Oklahoma City (2017)
Director: Barak Goodman
The 1990s seem to have an air of unreality about them now. Looking back, they seem like a time of missed opportunities: failure to reform the financial system, failure to improve the infrastructure, failure to understand the consequences of unrelenting interference in Middle Eastern affairs. The drama of 9/11–and everything that followed from it–superseded all that came before it. It blocked out from our collective memory the threat of domestic radicalism and replaced it the the overarching National Security State where everything was watched and everything was monitored.
But this is only our own short-sightedness. The bad things of the 1990s really did happen, and the things that caused them never really went away. They just went into hibernation. Militias, rootless, angry young men, and domestic extremism may have had to take a back seat to Islamist radicalism, but these things never really went away. This is the message of Barak Goodman’s compelling documentary Oklahoma City. It takes us step-by-step to show us how Timothy McVeigh evolved from a disgruntled Gulf War veteran to become the most lethal domestic terrorist in US history. How did this happen?
The answers should have been clear at the time, but no one was bothering to ask the bigger questions. The terrible tragedies of the Weaver family at Ruby Ridge and the Branch Davidians at Waco, Texas directly spawned McVeigh’s radicalism, and Goodman has the courage to say this without any hesitation. This does not mean that he excuses or condones McVeigh’s own crimes; but he is at least willing to put them in historical perspective and recognize cause and effect. It is disturbing to see just how ineptly Ruby Ridge and Waco were handled. It is hard to forget the image of tanks being used to smash through the walls of the Davidian compound. There were better, less confrontational ways of dealing with both crises, but official incompetence carried the day.
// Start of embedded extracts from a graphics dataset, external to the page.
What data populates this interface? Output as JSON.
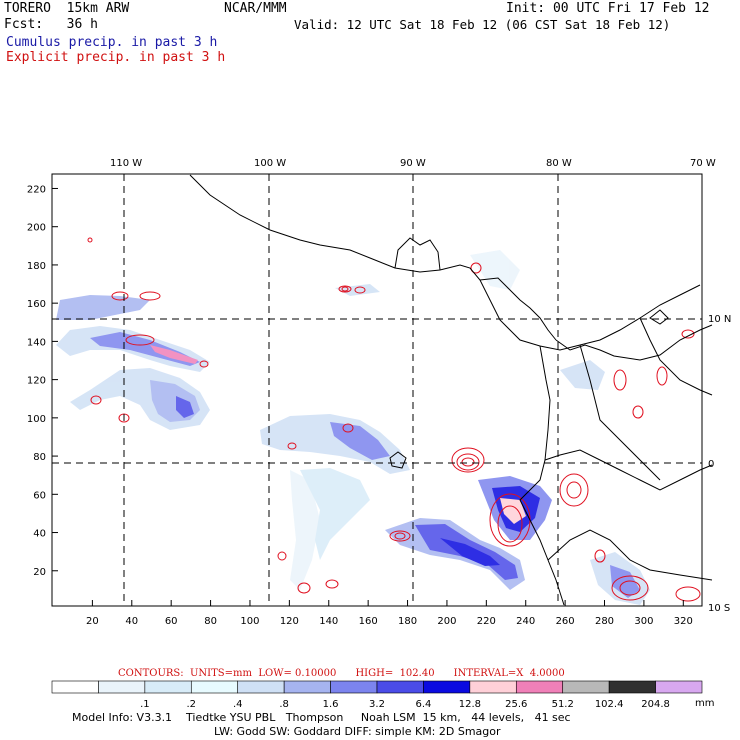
{
  "header": {
    "model": "TORERO  15km ARW",
    "org": "NCAR/MMM",
    "init": "Init: 00 UTC Fri 17 Feb 12",
    "fcst": "Fcst:   36 h",
    "valid": "Valid: 12 UTC Sat 18 Feb 12 (06 CST Sat 18 Feb 12)",
    "field1": "Cumulus precip. in past 3 h",
    "field2": "Explicit precip. in past 3 h"
  },
  "colors": {
    "field1": "#1a1aa6",
    "field2": "#d01010",
    "grid": "#000000",
    "coast": "#000000",
    "contour": "#e01020"
  },
  "map": {
    "top_lon_labels": [
      "110 W",
      "100 W",
      "90 W",
      "80 W",
      "70 W"
    ],
    "right_lat_labels": [
      "10 N",
      "0",
      "10 S"
    ],
    "x_ticks": [
      "20",
      "40",
      "60",
      "80",
      "100",
      "120",
      "140",
      "160",
      "180",
      "200",
      "220",
      "240",
      "260",
      "280",
      "300",
      "320"
    ],
    "y_ticks": [
      "20",
      "40",
      "60",
      "80",
      "100",
      "120",
      "140",
      "160",
      "180",
      "200",
      "220"
    ]
  },
  "colorbar": {
    "contour_line": "CONTOURS:  UNITS=mm  LOW= 0.10000      HIGH=  102.40      INTERVAL=X  4.0000",
    "labels": [
      ".1",
      ".2",
      ".4",
      ".8",
      "1.6",
      "3.2",
      "6.4",
      "12.8",
      "25.6",
      "51.2",
      "102.4",
      "204.8"
    ],
    "unit": "mm",
    "colors": [
      "#ffffff",
      "#eaf4fb",
      "#d8ecf8",
      "#e8fbff",
      "#cfe0f5",
      "#a6b4f0",
      "#7c84ee",
      "#4b4ce8",
      "#0a0ae0",
      "#ffd0d8",
      "#f080b8",
      "#b8b8b8",
      "#303030",
      "#d8a8f0"
    ]
  },
  "footer": {
    "line1": "Model Info: V3.3.1    Tiedtke YSU PBL   Thompson     Noah LSM  15 km,   44 levels,   41 sec",
    "line2": "LW: Godd SW: Goddard DIFF: simple KM: 2D Smagor"
  }
}
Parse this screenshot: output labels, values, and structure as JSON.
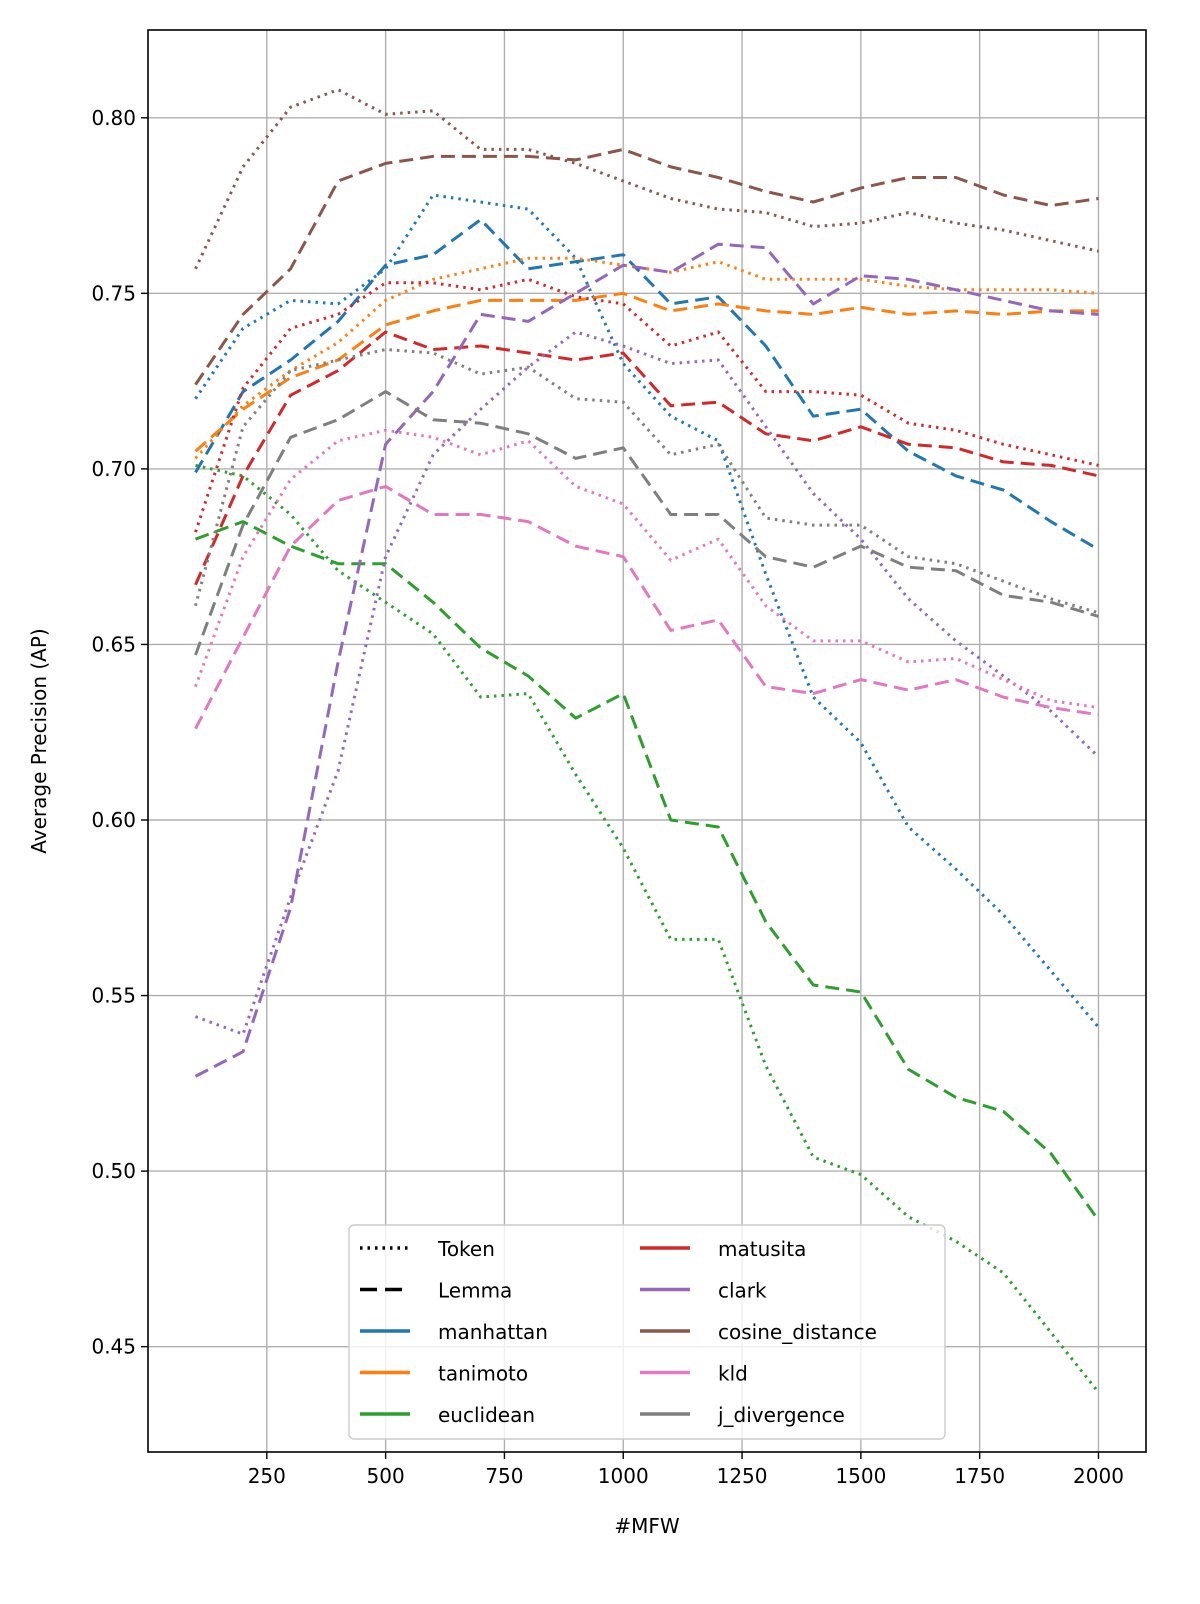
{
  "chart_data": {
    "type": "line",
    "title": "",
    "xlabel": "#MFW",
    "ylabel": "Average Precision (AP)",
    "xlim": [
      0,
      2100
    ],
    "ylim": [
      0.42,
      0.825
    ],
    "xticks": [
      250,
      500,
      750,
      1000,
      1250,
      1500,
      1750,
      2000
    ],
    "yticks": [
      "0.45",
      "0.50",
      "0.55",
      "0.60",
      "0.65",
      "0.70",
      "0.75",
      "0.80"
    ],
    "grid": true,
    "legend_placement": "lower center",
    "x": [
      100,
      200,
      300,
      400,
      500,
      600,
      700,
      800,
      900,
      1000,
      1100,
      1200,
      1300,
      1400,
      1500,
      1600,
      1700,
      1800,
      1900,
      2000
    ],
    "styles": [
      {
        "name": "Token",
        "dash": "dotted"
      },
      {
        "name": "Lemma",
        "dash": "dashed"
      }
    ],
    "series": [
      {
        "name": "manhattan",
        "color": "#1f77b4",
        "token": [
          0.72,
          0.74,
          0.748,
          0.747,
          0.757,
          0.778,
          0.776,
          0.774,
          0.76,
          0.73,
          0.715,
          0.708,
          0.67,
          0.635,
          0.622,
          0.598,
          0.586,
          0.573,
          0.557,
          0.541
        ],
        "lemma": [
          0.699,
          0.722,
          0.731,
          0.742,
          0.758,
          0.761,
          0.771,
          0.757,
          0.759,
          0.761,
          0.747,
          0.749,
          0.735,
          0.715,
          0.717,
          0.705,
          0.698,
          0.694,
          0.685,
          0.677
        ]
      },
      {
        "name": "tanimoto",
        "color": "#ff7f0e",
        "token": [
          0.703,
          0.718,
          0.728,
          0.736,
          0.748,
          0.754,
          0.757,
          0.76,
          0.76,
          0.758,
          0.756,
          0.759,
          0.754,
          0.754,
          0.754,
          0.752,
          0.751,
          0.751,
          0.751,
          0.75
        ],
        "lemma": [
          0.705,
          0.717,
          0.726,
          0.731,
          0.741,
          0.745,
          0.748,
          0.748,
          0.748,
          0.75,
          0.745,
          0.747,
          0.745,
          0.744,
          0.746,
          0.744,
          0.745,
          0.744,
          0.745,
          0.745
        ]
      },
      {
        "name": "euclidean",
        "color": "#2ca02c",
        "token": [
          0.701,
          0.698,
          0.687,
          0.671,
          0.662,
          0.653,
          0.635,
          0.636,
          0.613,
          0.592,
          0.566,
          0.566,
          0.53,
          0.504,
          0.499,
          0.487,
          0.48,
          0.471,
          0.454,
          0.437
        ],
        "lemma": [
          0.68,
          0.685,
          0.678,
          0.673,
          0.673,
          0.662,
          0.649,
          0.641,
          0.629,
          0.636,
          0.6,
          0.598,
          0.571,
          0.553,
          0.551,
          0.529,
          0.521,
          0.517,
          0.505,
          0.486
        ]
      },
      {
        "name": "matusita",
        "color": "#d62728",
        "token": [
          0.682,
          0.723,
          0.74,
          0.744,
          0.753,
          0.753,
          0.751,
          0.754,
          0.749,
          0.747,
          0.735,
          0.739,
          0.722,
          0.722,
          0.721,
          0.713,
          0.711,
          0.707,
          0.704,
          0.701
        ],
        "lemma": [
          0.667,
          0.698,
          0.721,
          0.728,
          0.739,
          0.734,
          0.735,
          0.733,
          0.731,
          0.733,
          0.718,
          0.719,
          0.71,
          0.708,
          0.712,
          0.707,
          0.706,
          0.702,
          0.701,
          0.698
        ]
      },
      {
        "name": "clark",
        "color": "#9467bd",
        "token": [
          0.544,
          0.539,
          0.578,
          0.614,
          0.675,
          0.704,
          0.717,
          0.729,
          0.739,
          0.735,
          0.73,
          0.731,
          0.712,
          0.693,
          0.68,
          0.663,
          0.651,
          0.641,
          0.631,
          0.618
        ],
        "lemma": [
          0.527,
          0.534,
          0.575,
          0.645,
          0.707,
          0.722,
          0.744,
          0.742,
          0.75,
          0.758,
          0.756,
          0.764,
          0.763,
          0.747,
          0.755,
          0.754,
          0.751,
          0.748,
          0.745,
          0.744
        ]
      },
      {
        "name": "cosine_distance",
        "color": "#8c564b",
        "token": [
          0.757,
          0.786,
          0.803,
          0.808,
          0.801,
          0.802,
          0.791,
          0.791,
          0.787,
          0.782,
          0.777,
          0.774,
          0.773,
          0.769,
          0.77,
          0.773,
          0.77,
          0.768,
          0.765,
          0.762
        ],
        "lemma": [
          0.724,
          0.744,
          0.757,
          0.782,
          0.787,
          0.789,
          0.789,
          0.789,
          0.788,
          0.791,
          0.786,
          0.783,
          0.779,
          0.776,
          0.78,
          0.783,
          0.783,
          0.778,
          0.775,
          0.777
        ]
      },
      {
        "name": "kld",
        "color": "#e377c2",
        "token": [
          0.638,
          0.675,
          0.697,
          0.708,
          0.711,
          0.709,
          0.704,
          0.708,
          0.695,
          0.69,
          0.674,
          0.68,
          0.661,
          0.651,
          0.651,
          0.645,
          0.646,
          0.64,
          0.634,
          0.632
        ],
        "lemma": [
          0.626,
          0.652,
          0.678,
          0.691,
          0.695,
          0.687,
          0.687,
          0.685,
          0.678,
          0.675,
          0.654,
          0.657,
          0.638,
          0.636,
          0.64,
          0.637,
          0.64,
          0.635,
          0.632,
          0.63
        ]
      },
      {
        "name": "j_divergence",
        "color": "#7f7f7f",
        "token": [
          0.661,
          0.712,
          0.728,
          0.731,
          0.734,
          0.733,
          0.727,
          0.729,
          0.72,
          0.719,
          0.704,
          0.707,
          0.686,
          0.684,
          0.684,
          0.675,
          0.673,
          0.668,
          0.663,
          0.659
        ],
        "lemma": [
          0.647,
          0.684,
          0.709,
          0.714,
          0.722,
          0.714,
          0.713,
          0.71,
          0.703,
          0.706,
          0.687,
          0.687,
          0.675,
          0.672,
          0.678,
          0.672,
          0.671,
          0.664,
          0.662,
          0.658
        ]
      }
    ],
    "legend_entries": [
      "Token",
      "Lemma",
      "manhattan",
      "tanimoto",
      "euclidean",
      "matusita",
      "clark",
      "cosine_distance",
      "kld",
      "j_divergence"
    ]
  }
}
McVeigh himself remains something of a mystery. We hear all the details of his life and his growing radicalism after returning from the Gulf War. But there is just something missing. We just can’t get inside the head of this man. Was he insane? Or just cold-blooded? Viewers will have their own opinions, of course. And maybe it doesn’t matter. As the final credits for Oklahoma City run, you are left with a deep sense of apprehension for what the future holds. And if we want to understand that future, we need to know what happened on that clear April day in 1995.
Director: Danny DeVito
Jack Nicholson made a lot of cool movies in the 1990s that haven’t gotten as much attention as they deserved. Wolf (1994) and The Crossing Guard (1995) are a couple of them, and you should try to see these if you can. But Hoffa is a truly great film. The word is that this movie was a labor of love for both Danny DeVito (who stars in it as well as directs it) and Jack Nicholson; and their obvious passion for the subject matter shows in every frame. From his beginnings as a Teamsters agitator to his rule as a powerful force in American labor, Hoffa shows us the complete picture of James R. Hoffa: his generosity, his cunning, his political maneuvering, and his fatal hubris that ultimately led him to ruin.
Like every great biographical film, we don’t get everything we would like to see. But there are enough bold strokes painted on the canvas here for us to walk away with a sharp portrait of a flawed and tragic figure. Nicholson has never been better; he gets every nuance of his character just right, and never steps over the line to false sentimentality. There are some who have called DeVito’s portrayal as a little bit too favorable, and this may be true; but this is great storytelling regardless.
Tinker Tailor Soldier Spy (2011)
Director: Tomas Alfredson
It’s the height of the Cold War. The Western and Eastern blocs are jockeying for position all over the globe. Old intel hand George Smiley (Gary Oldman) is brought out of retirement to help ferret out a suspected mole in the highest levels of British intelligence (called the “Circus”). But what might have been a taught psychological drama with moral overtones descends into an interminable talkfest. There’s an old rule in the movies: if nothing happens within the first thirty minutes, nothing is going to happen. This is a disappointingly boring film, and one I wanted very much to like. One gets the sense that the director thinks that long scenes of people talking over dinner and in closed rooms can compensate for failing to deliver a compelling narrative. They don’t.
I had seen the 1979 BBC miniseries Tinker, Tailor, Soldier, Spy starring Alec Guinness. Maybe my expectations were too high. Now this is a spy story. It is subtle, ingenious, and intelligent. This is the version you should see. As for the movie, watch it only if you are a die-hard Gary Oldman fan.